The coffin of Queen Elizabeth II is made of English oak and is lined with lead. It was built decades ago, according to British media reports on Monday. She is the United Kingdom’s longest-reigning monarch. Sky News reported that the coffin is made of oak from the Royal Family’s Sandringham Estate. Reportedly, it is a royal tradition.
Over three decades ago, it was originally built by the specialist firm Henry Smith, said some other media reports. In 2005, Henry Smith was taken over by another firm. And hence the records of the exact date that the casket was made were lost.
Since its manufacture, it has been in storage under the care of two different companies. These firms have been responsible for royal funerals.
The coffin has two parts. The internal portion of lead poured over a simple inner coffin of wood. That is then placed inside the outer casket constructed of English oak. Because of this combination, Queen Elizabeth II’s coffin is much heavier than a normal coffin. It requires eight pallbearers to carry it instead of the normal six. They will be from the Armed Forces.

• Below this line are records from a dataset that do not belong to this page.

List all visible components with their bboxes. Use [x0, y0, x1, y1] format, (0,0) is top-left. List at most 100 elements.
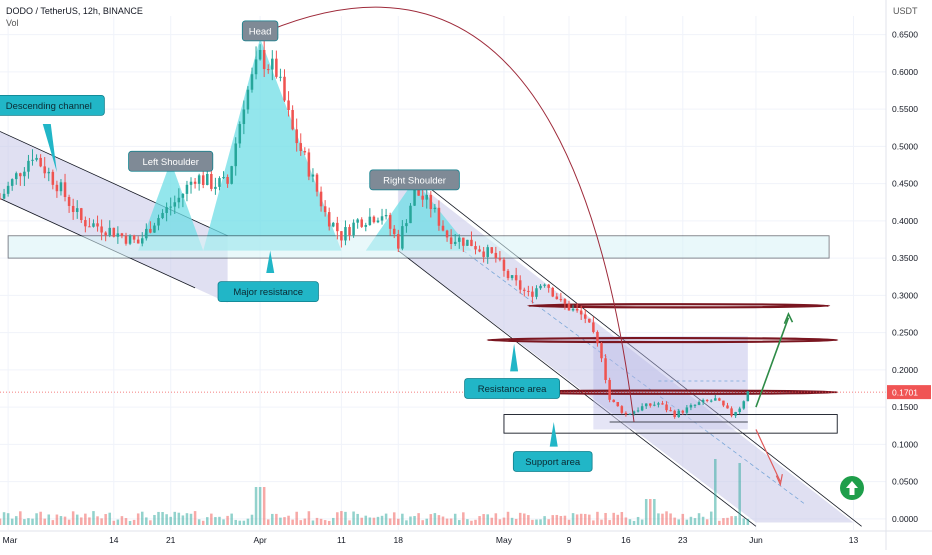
- candle-body: [636, 410, 640, 412]
- consolidation-box: [593, 336, 748, 430]
- volume-bar: [498, 519, 502, 525]
- candle-body: [649, 403, 652, 406]
- volume-bar: [222, 519, 225, 525]
- volume-bar: [75, 514, 79, 525]
- volume-bar: [441, 516, 445, 525]
- candle-body: [201, 175, 205, 185]
- candle-body: [453, 241, 457, 244]
- candle-body: [145, 228, 148, 239]
- candle-body: [510, 275, 514, 279]
- y-tick-label: 0.1500: [892, 402, 918, 412]
- volume-bar: [474, 519, 477, 525]
- volume-bar: [295, 511, 298, 525]
- volume-bar: [466, 519, 469, 525]
- candle-body: [120, 233, 124, 236]
- candle-body: [43, 166, 46, 174]
- candle-body: [596, 331, 599, 344]
- candle-body: [340, 231, 343, 241]
- candle-body: [714, 398, 717, 401]
- volume-bar: [429, 514, 433, 525]
- candle-body: [551, 287, 554, 297]
- volume-bar: [653, 499, 656, 525]
- bullish-arrow-head: [783, 312, 794, 324]
- volume-bar: [136, 513, 140, 525]
- x-tick-label: 14: [109, 535, 119, 545]
- major-resistance-zone: [7, 235, 830, 259]
- candle-body: [132, 235, 136, 240]
- candle-body: [197, 175, 201, 184]
- candle-body: [592, 322, 595, 332]
- candle-body: [405, 223, 408, 227]
- x-tick-label: 11: [337, 535, 346, 545]
- candle-body: [104, 232, 107, 236]
- candle-body: [397, 234, 400, 249]
- annotation-right-shoulder: Right Shoulder: [383, 175, 446, 186]
- volume-bar: [697, 513, 701, 525]
- volume-bar: [738, 463, 741, 525]
- candle-body: [575, 308, 579, 311]
- volume-bar: [722, 518, 725, 525]
- candle-body: [604, 358, 607, 380]
- candle-body: [421, 195, 424, 200]
- volume-bar: [128, 520, 132, 525]
- candle-body: [413, 187, 416, 206]
- candle-body: [303, 151, 307, 153]
- candle-body: [348, 227, 351, 236]
- channel-right-lower: [398, 250, 757, 527]
- candle-body: [624, 412, 628, 415]
- volume-bar: [405, 520, 408, 525]
- candle-body: [193, 181, 197, 184]
- volume-bar: [567, 519, 571, 525]
- y-tick-label: 0.0500: [892, 477, 918, 487]
- volume-bar: [104, 514, 107, 525]
- candle-body: [588, 318, 591, 323]
- candle-body: [352, 222, 355, 236]
- annotation-head-box: [241, 20, 279, 42]
- arrow-up-circle-icon[interactable]: [840, 476, 864, 500]
- volume-bar: [96, 516, 99, 525]
- candle-body: [319, 191, 323, 207]
- x-tick-label: Apr: [253, 535, 266, 545]
- volume-bar: [384, 513, 388, 525]
- volume-bar: [600, 519, 603, 525]
- volume-bar: [71, 511, 75, 525]
- candle-body: [616, 402, 620, 407]
- candle-body: [230, 166, 233, 184]
- volume-bars: [0, 459, 750, 525]
- candle-body: [527, 290, 530, 292]
- volume-bar: [315, 517, 319, 525]
- candle-body: [63, 182, 67, 198]
- volume-bar: [279, 517, 282, 525]
- candle-body: [718, 398, 721, 401]
- candle-body: [620, 406, 624, 413]
- candle-body: [157, 218, 160, 226]
- candle-body: [709, 400, 713, 402]
- candle-body: [323, 206, 327, 213]
- x-tick-label: May: [496, 535, 513, 545]
- volume-bar: [206, 517, 209, 525]
- candle-body: [726, 405, 729, 409]
- candle-body: [23, 171, 26, 177]
- y-tick-label: 0.6000: [892, 67, 918, 77]
- volume-bar: [437, 515, 441, 525]
- volume-bar: [734, 516, 737, 525]
- volume-bar: [226, 515, 229, 525]
- volume-bar: [421, 520, 424, 525]
- volume-bar: [63, 516, 67, 525]
- volume-bar: [425, 518, 429, 525]
- candle-body: [425, 194, 429, 200]
- volume-bar: [112, 520, 116, 525]
- candle-body: [47, 171, 51, 174]
- candle-body: [543, 284, 546, 286]
- volume-bar: [588, 514, 591, 525]
- candle-body: [669, 410, 672, 412]
- volume-bar: [449, 518, 453, 525]
- candle-body: [124, 235, 128, 244]
- candle-body: [242, 109, 246, 125]
- volume-bar: [332, 517, 335, 525]
- y-tick-label: 0.2000: [892, 365, 918, 375]
- volume-bar: [348, 520, 351, 525]
- candle-body: [523, 289, 526, 291]
- candle-body: [665, 404, 668, 411]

The practice of encasing Royal Family members in lead coffins dates back hundreds of years. Using lead allows the casket to be sealed. In other words, it keeps out moisture and slows the decomposition process for up to a year longer than would normally occur.
Since lead doesn’t decay, the airtightness of the casket is not compromised. It also keeps any smells and gases from escaping. Both these qualities are important when interring a body above ground as will be the case with Queen Elizabeth II. Her final resting place will be in the royal vault called King George VI Memorial Chapel.
Ex-Prime Minister Winston Churchill, Prince Philip and Princess Diana all had such coffins made for them.